We are also launching several initiatives aimed at managing talent across the force and improving our assignment process. One example is Green Pages, a new way to match personal skills with job requirements so that we can get the most out of our people's talents. Investing in our civilian, officer, and NCO talent management is essential to indentifying the unique skills, education, and broadening experiences necessary to match the right people, with the right assignments.
We are implementing this new program with the advantage of having the most combat-seasoned force the Army has ever had. Virtually every leader at every echelon has led in combat. We must harness our experience in conducting complex operations with joint, interagency, intergovernmental, and multinational partners to achieve tactical, operational and strategic objectives on the ground.
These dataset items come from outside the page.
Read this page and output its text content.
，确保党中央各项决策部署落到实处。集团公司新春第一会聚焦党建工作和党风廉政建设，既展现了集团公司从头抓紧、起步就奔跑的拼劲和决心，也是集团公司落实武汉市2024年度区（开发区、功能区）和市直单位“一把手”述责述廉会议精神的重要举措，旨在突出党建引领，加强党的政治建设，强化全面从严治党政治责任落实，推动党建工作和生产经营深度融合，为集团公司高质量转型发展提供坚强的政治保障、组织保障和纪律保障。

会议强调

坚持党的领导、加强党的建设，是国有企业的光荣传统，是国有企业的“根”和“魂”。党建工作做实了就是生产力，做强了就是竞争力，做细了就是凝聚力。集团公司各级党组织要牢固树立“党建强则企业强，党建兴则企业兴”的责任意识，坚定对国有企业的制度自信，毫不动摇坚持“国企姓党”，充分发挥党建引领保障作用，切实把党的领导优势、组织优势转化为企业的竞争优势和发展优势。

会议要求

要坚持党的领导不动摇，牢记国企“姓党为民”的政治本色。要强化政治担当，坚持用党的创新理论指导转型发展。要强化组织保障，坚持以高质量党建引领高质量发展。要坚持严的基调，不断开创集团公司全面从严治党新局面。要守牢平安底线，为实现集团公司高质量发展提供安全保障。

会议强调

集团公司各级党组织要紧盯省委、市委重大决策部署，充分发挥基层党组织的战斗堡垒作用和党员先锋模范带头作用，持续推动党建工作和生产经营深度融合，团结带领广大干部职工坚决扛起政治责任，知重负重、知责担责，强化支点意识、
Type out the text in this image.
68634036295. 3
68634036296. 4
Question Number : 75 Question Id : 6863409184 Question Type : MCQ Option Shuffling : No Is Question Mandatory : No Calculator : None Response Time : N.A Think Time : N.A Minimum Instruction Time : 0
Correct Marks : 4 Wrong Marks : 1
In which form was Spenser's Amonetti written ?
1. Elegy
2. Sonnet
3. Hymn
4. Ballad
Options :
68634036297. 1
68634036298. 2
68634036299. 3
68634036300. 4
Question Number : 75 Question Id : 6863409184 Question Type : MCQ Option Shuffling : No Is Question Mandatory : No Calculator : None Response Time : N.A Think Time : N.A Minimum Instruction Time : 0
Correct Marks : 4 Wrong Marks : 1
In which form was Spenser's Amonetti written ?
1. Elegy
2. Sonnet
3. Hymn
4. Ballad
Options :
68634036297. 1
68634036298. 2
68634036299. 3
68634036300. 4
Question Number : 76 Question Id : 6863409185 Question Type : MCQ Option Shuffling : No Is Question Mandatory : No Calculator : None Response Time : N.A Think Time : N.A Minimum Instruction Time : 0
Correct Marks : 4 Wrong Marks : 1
I am relying on each one of you here today, particularly our U.S. Army Officers, not only to be guided by the Army Leader Development Strategy but to implement it. At its core, this strategy is about investing in our single most precious resource, our people. Our Soldiers, Sailors, Airmen, Marines, our dedicated civilian workforce, our allies and multinational partners have sacrificed much, especially during this last twelve years. The courage and commitment of our service members, civilians, and partners is a source of inspiration to me every day. We owe it to them to ensure they are well led and prepared for the future. Your leadership in critical positions across the joint force, within our government agencies, and between governments is essential to shaping a positive future.
I commend you all for your longstanding service to country and your willingness to take on higher levels of responsibility. I commend each of the graduates today for your hard work and dedication to education and self-development. I thank the incredible staff and faculty at the Army War College for your commitment to rigorous learning. Most importantly, I thank each of the family members who stand alongside their graduate today. Thank you for your moral support that enabled our graduates to complete this tremendous milestone in their career and continue their service to the Nation. We do not take your sacrifices for granted, and we could not have succeeded without you.
As we look to the future, I know there will be many challenges, but we start from a position of strength -- the strength of our soldiers and the leaders sitting in front of me today. Although there will be uncertainty, I know one thing for sure: in two years we will be the best Army in the world; in five years, we will be the best Army in the world; and in ten years, we will be the best Army in the world. That's because of you. Thank you all for your service to this noble endeavor and for allowing me to share this celebration today with you. I wish you all great success in all of your future pursuits. The strength of our Nation is our Army. The strength of our Army is our Soldiers. The strength of our Soldiers is our Families. This is what makes us Army Strong! May God Bless all of you. Thank you. Thank you very much.